Na ocasião de sua morte, o Correio conversou com vizinhos e parentes de Stroessner. A reportagem publicou que o ditador era assíduo frequentador de três distintas igrejas católicas na região onde morava e sempre ia às quartas-feiras, quando há menos fiéis nas celebrações. Também foi relatado que ele só saía de carro e sempre acompanhado de um segurança paraguaio. Na QI 9 do Lago Sul, sentava-se à sacada e passava bom tempo observando as crianças da creche vizinha à sua casa. Depois, se mudou para uma casa térrea por conta das dificuldades de mobilidade adquiridos com a idade.
“Stroessner era extremamente discreto e cumpria as condições exigidas de um asilado político: abster-se de atividades políticas. Ele foi, digamos, um asilado político exemplar e viveu recluso com seu filho Alfredo, durante os anos em que viveu em Brasília. Comenta-se que saía de casa somente para tomar sol perto do Lago Paranoá e que gostava de assistir ao Show da Xuxa”, revelou o professor Francisco Doratioto.
A esposa de Stroessner morreu seis meses antes do ditador, no Paraguai. Stroessner morreu aos 93 anos em 16 de agosto de 2006 pesando 45 quilos depois de dois dias entubados em uma Unidade de Terapia Intensiva (UTI) de um hospital particular de Brasília. Ele teve uma parada séptica após sofrer complicações de uma cirurgia de hérnia.
O corpo de Stroessner foi enterrado em cerimônia com sem a presença de autoridades políticas brasileiras e com poucos amigos e parentes. Ao ditador foi oferecido uma sepultado na ala de autoridades, no Cemitério Campo da Esperança. À época a família cogitou enterrar Stroessner no Paraguai, junto com a esposa, mas houve manifestações contrárias, inclusive do presidente que informou que não daria ao ex ditador honras de estado devido ao grave
Em entrevista ao Correio Braziliense após a morte do ditador, Gustavo Alfredo Domínguez Stroessner, conhecido como Goli, disse que avô morreu sentindo falta do Paraguai e nunca mudou suas convicções. “Ele nunca se arrependeu de nada. Atuou num momento em que o mundo era diferente, havia a Guerra Fria e ele teve de governar como mandava a política mundial”, afirmou ao Correio o neto Alfredo “Goli” Stroessner (em 2006).

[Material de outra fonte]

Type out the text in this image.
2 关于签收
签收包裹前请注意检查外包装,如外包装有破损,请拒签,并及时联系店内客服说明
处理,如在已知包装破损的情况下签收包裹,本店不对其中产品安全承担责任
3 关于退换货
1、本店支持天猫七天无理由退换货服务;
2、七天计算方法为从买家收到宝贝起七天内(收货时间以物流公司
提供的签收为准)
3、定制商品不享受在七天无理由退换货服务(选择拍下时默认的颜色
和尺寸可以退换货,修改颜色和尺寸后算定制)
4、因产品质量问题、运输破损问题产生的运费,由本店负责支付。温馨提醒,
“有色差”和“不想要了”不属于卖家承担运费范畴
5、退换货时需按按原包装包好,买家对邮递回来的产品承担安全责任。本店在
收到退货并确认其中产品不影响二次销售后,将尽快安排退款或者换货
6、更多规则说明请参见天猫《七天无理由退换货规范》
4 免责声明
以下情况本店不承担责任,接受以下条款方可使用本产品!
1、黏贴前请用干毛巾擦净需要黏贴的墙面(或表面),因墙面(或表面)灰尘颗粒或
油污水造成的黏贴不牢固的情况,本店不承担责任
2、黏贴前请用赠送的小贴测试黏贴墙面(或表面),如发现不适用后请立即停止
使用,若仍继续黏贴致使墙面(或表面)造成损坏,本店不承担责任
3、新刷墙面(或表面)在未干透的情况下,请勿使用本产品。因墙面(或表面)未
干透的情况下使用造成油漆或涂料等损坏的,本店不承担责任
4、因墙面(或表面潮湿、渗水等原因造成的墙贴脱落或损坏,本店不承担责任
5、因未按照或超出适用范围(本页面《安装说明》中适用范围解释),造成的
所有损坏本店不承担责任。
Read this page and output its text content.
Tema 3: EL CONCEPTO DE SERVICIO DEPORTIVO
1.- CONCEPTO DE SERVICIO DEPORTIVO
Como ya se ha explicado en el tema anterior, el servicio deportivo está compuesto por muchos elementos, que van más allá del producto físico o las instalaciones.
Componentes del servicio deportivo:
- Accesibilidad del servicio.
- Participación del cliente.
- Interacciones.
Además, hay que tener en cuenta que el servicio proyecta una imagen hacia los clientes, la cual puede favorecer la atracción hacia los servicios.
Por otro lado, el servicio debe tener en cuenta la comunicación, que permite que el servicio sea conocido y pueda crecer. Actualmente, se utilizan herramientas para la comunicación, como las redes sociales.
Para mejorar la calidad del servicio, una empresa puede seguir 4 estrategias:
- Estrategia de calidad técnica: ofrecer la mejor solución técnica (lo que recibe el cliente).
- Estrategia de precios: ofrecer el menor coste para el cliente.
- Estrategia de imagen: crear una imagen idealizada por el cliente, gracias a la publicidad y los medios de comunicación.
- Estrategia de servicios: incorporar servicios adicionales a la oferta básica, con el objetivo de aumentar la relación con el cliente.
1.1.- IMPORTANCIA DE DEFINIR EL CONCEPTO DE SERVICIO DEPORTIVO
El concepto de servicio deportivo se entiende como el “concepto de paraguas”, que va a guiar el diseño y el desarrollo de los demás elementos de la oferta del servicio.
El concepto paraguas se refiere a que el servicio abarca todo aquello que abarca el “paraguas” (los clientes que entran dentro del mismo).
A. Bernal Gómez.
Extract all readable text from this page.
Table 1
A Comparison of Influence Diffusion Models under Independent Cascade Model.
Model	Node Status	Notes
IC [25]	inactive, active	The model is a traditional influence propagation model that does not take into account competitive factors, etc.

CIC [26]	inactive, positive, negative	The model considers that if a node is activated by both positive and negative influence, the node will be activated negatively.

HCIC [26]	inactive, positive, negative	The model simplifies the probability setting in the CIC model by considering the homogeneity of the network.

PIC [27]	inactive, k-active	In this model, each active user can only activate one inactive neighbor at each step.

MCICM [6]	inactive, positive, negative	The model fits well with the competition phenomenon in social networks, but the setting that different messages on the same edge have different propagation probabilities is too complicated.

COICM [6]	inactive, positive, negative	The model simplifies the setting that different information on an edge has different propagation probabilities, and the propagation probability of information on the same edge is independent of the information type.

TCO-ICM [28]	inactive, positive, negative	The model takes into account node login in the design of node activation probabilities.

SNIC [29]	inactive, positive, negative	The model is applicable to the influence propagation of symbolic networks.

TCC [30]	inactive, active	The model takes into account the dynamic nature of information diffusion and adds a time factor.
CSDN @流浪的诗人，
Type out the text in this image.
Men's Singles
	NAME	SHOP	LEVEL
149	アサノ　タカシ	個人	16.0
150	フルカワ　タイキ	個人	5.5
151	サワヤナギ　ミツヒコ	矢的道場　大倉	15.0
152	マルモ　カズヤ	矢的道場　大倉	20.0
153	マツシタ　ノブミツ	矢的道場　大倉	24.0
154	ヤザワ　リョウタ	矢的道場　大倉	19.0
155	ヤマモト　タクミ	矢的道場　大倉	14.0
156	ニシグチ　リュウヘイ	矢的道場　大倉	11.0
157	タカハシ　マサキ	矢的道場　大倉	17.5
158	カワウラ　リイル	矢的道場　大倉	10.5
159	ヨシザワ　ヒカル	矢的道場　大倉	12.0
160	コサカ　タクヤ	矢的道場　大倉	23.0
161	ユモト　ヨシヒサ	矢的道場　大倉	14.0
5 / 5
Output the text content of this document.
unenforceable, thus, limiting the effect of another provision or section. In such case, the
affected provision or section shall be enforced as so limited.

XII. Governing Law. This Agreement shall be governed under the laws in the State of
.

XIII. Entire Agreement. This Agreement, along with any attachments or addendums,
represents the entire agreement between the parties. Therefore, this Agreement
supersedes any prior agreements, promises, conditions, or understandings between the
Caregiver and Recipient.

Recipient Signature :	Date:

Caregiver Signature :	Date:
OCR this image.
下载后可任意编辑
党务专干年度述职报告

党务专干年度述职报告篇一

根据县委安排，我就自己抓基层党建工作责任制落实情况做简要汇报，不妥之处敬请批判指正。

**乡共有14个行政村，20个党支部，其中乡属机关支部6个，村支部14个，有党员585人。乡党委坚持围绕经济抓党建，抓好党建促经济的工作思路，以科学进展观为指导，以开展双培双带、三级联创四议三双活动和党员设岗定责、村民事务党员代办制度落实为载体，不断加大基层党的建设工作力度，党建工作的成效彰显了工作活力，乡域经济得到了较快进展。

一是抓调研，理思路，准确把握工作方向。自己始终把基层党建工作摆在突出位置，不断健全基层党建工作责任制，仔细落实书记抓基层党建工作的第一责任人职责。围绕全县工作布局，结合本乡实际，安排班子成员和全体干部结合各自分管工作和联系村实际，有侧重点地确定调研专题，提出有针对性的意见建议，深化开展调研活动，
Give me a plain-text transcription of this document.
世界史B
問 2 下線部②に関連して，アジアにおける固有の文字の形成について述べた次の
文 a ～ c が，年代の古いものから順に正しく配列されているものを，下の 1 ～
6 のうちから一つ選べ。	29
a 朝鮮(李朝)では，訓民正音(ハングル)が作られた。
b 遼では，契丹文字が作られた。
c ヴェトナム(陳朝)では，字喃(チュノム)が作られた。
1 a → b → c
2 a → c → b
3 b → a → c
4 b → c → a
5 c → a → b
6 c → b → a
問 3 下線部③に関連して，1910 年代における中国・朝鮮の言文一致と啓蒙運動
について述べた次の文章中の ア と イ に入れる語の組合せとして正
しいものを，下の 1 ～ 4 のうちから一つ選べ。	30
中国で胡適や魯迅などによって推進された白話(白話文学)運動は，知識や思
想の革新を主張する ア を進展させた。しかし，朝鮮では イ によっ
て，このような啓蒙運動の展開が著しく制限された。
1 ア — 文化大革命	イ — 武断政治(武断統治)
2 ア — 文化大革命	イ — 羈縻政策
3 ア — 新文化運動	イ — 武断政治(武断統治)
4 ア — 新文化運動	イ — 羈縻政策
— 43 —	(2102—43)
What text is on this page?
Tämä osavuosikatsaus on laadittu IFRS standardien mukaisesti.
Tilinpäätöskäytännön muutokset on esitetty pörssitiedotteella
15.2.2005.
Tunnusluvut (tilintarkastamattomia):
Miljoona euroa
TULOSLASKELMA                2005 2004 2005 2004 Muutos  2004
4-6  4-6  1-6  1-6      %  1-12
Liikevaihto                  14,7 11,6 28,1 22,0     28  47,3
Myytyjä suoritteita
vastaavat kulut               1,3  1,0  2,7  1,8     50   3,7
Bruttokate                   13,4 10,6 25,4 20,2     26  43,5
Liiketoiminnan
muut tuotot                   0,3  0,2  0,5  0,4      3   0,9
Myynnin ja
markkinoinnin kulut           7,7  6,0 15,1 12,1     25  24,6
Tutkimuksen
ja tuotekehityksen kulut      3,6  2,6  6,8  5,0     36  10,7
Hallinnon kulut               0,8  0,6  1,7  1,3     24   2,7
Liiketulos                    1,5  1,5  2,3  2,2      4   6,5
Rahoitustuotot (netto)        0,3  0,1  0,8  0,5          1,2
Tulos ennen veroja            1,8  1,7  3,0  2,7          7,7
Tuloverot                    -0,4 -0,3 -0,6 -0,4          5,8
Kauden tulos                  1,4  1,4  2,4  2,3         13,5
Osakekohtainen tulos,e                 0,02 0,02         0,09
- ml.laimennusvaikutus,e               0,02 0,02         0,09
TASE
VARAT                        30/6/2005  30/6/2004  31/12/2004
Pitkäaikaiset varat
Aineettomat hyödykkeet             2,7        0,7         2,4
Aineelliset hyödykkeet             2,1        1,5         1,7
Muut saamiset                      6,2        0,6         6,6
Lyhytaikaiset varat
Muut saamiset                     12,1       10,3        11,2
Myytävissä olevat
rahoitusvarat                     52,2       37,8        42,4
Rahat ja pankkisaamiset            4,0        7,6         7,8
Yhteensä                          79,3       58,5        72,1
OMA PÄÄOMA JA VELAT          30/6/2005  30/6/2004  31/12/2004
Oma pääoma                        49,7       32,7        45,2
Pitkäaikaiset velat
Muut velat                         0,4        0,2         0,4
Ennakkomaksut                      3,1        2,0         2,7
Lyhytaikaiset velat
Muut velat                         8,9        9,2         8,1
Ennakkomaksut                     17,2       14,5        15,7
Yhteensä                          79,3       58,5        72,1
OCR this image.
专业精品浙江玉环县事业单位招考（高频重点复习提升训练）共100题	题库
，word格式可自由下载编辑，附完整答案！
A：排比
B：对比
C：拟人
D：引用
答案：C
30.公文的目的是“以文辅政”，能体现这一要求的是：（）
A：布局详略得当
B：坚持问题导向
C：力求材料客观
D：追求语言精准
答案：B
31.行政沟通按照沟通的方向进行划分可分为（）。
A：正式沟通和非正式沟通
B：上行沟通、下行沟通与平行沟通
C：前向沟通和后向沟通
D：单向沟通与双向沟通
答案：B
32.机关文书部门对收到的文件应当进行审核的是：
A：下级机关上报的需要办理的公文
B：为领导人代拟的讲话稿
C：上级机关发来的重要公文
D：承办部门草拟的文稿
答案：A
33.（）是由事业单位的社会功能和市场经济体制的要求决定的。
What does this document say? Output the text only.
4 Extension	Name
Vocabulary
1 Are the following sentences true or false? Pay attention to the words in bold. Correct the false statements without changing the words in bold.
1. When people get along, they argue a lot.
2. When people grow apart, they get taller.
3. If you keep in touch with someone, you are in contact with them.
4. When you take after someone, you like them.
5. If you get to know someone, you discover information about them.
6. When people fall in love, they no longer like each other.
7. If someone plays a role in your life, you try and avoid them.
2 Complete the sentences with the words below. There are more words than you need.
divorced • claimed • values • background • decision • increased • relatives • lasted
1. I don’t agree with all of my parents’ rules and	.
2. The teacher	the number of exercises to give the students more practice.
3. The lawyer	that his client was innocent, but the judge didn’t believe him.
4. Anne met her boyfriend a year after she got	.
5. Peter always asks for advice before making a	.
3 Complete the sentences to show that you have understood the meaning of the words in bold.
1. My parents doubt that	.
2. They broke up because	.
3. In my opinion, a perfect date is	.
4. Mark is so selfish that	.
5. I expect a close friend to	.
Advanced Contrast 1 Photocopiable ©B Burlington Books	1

No dia do enterro de Stroessner, seu neto Goli exaltou o Stronato e reconheceu a trajetória do avô. “Levamos teu nome com orgulho, seguiremos teu caminho, seguiremos sempre teu exemplo de patriotismo”, disse enquanto baixava o caixão coberto com as bandeiras do Paraguai e do Partido Colorado.
Em que pese o elogio ter vindo do neto, a figura de Stroessner inspira confiança a outros líderes políticos. No dia de sua morte, a sessão da Câmara dos Deputados do Paraguai teve que ser suspensa após uma confusão que começou em um pedido de homenagem ao ditador. O então deputado Juan Vicente Ramírez propôs um minuto de silêncio pela morte do general, mas os opositores deixaram o local.
O professor Creomar de Souza destaca que os países da América Latina ainda não têm o distanciamento temporário necessário para avaliar as ditaduras aqui instaladas. “Sem sombra de dúvidas ele deixa um legado bastante controverso no Paraguai. E se some a isso ao ambiente da américa latina que ainda não conseguiu fazer uma leitura exata ainda - a maioria dos países - uma leitura exata e sem paixões desse período autoritário.”
Em fevereiro deste ano, a figura de Alfredo Stroessner foi exaltada pelo presidente do Brasil, Jair Bolsonaro. Durante evento de posse da nova diretoria de Itaipu, Bolsonaro disse que o empreendimento só deu certo “porque do outro lado havia um homem com visão, um estadista que sabia perfeitamente que seu país, o Paraguai, só poderia continuar progredindo se tivesse energia. Então, aqui está minha homenagem ao nosso general Alfredo Stroessner”.